Prior art FIG. 1 shows MAC layer PDU (MPDU) 140, which includes frame control field 141, sequence number 143, address field 145, MAC layer service data unit (MSDU) 147, and frame correction sequence 149. The MSDU 147 can be considered to be the payload of the MPDU 140. PHY layer PDU (PPDU) 120 includes preamble 121, start of frame (SOF) delimiter 123, header 125 and PHY layer SDU (PSDU) 122. PSDU 122 can be considered to be the payload of the PPDU 120, and as illustrated includes the entire MPDU 140, including overhead bits, not just the MSDU 147.
To reduce the overhead associated with transmitting each MAC layer packet using a single PHY layer packet, some communication protocols allow multiple MAC layer packets to be aggregated into a single PHY layer packet for transmission. For example, multiple MPDUs can be aggregated and sent together using a single PPDU. This aggregation can be especially useful in situations where each data unit may have significant overhead (preambles, headers, cyclic redundancy check, etc.), or where the expected packet size is small compared to the maximum amount of information that can be transmitted using a single packet.
The technique of aggregating multiple frames, packets, or data units into a single transmission unit is often used with block acknowledgements (ACKs). For example, rather than sending separate PHY layer packets, each corresponding to a single MAC layer packet, a block of up to 64 MAC layer packets can be transmitted together in a single PHY packet using one physical layer header. Once the data block has been sent, a single block ACK is returned, rather than requiring individual ACK messages for each individual MAC layer packet.
In conventional systems, once the aggregation of MAC layer packets into a block has begun, aggregation continues until aggregation is completed, and released to the PHY layer for transmission.
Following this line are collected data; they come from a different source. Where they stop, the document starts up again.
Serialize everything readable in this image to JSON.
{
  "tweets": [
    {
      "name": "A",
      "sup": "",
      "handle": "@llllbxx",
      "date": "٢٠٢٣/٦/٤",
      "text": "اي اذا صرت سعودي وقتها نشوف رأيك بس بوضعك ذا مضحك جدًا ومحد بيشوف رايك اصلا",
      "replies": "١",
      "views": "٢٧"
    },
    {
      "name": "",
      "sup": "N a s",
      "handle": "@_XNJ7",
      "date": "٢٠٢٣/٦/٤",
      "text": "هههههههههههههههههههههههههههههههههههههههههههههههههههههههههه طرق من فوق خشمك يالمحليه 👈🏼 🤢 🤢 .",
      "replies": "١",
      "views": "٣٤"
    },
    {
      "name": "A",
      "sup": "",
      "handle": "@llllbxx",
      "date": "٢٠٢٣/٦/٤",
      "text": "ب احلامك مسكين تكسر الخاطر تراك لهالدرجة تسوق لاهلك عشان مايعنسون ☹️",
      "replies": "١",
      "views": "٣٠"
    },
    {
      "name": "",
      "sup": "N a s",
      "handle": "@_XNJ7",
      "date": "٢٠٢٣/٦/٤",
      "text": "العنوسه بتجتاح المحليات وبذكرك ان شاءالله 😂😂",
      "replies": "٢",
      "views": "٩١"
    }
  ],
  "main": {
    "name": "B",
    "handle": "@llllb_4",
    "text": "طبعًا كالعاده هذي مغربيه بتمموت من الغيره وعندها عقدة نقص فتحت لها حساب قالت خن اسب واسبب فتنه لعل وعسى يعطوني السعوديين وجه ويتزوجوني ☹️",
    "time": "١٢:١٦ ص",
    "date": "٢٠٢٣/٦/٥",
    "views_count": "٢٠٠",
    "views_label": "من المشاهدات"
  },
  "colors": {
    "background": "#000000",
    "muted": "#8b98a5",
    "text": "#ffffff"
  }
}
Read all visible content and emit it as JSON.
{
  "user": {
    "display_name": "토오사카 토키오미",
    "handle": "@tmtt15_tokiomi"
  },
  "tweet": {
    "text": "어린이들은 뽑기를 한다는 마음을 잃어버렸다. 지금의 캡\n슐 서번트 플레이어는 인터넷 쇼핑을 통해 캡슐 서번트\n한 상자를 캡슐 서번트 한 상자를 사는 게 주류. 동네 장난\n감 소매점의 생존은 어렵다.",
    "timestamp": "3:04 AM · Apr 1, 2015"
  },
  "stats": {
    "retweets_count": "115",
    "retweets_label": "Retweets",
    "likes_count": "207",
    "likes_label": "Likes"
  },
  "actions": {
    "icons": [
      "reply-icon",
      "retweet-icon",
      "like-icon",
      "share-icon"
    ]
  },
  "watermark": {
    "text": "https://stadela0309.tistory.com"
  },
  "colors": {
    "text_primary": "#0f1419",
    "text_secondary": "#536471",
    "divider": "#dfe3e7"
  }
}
If a priority data packet is received while aggregation is in process, the priority data is released following release of the block of aggregated data. For example, if a conventional system is in the middle of aggregating video packets at the MAC layer, and a high priority audio packet is received, the audio packet is released to the PHY layer after the aggregated video packets are released.
In some cases, however, waiting for the aggregation to complete can cause unacceptable delays in delivering priority data, such as real-time audio packets. Additionally, if another audio packet is received before the first audio packet has been released to the PHY layer, both audio packets may be sent back-to-back, resulting in perceived low quality audio reproduction. Furthermore, in cases where video content is synchronized to audio content, if audio packets are delayed too long it may be more difficult to properly synchronize the video content. Thus, currently available systems and techniques leave room for improvement.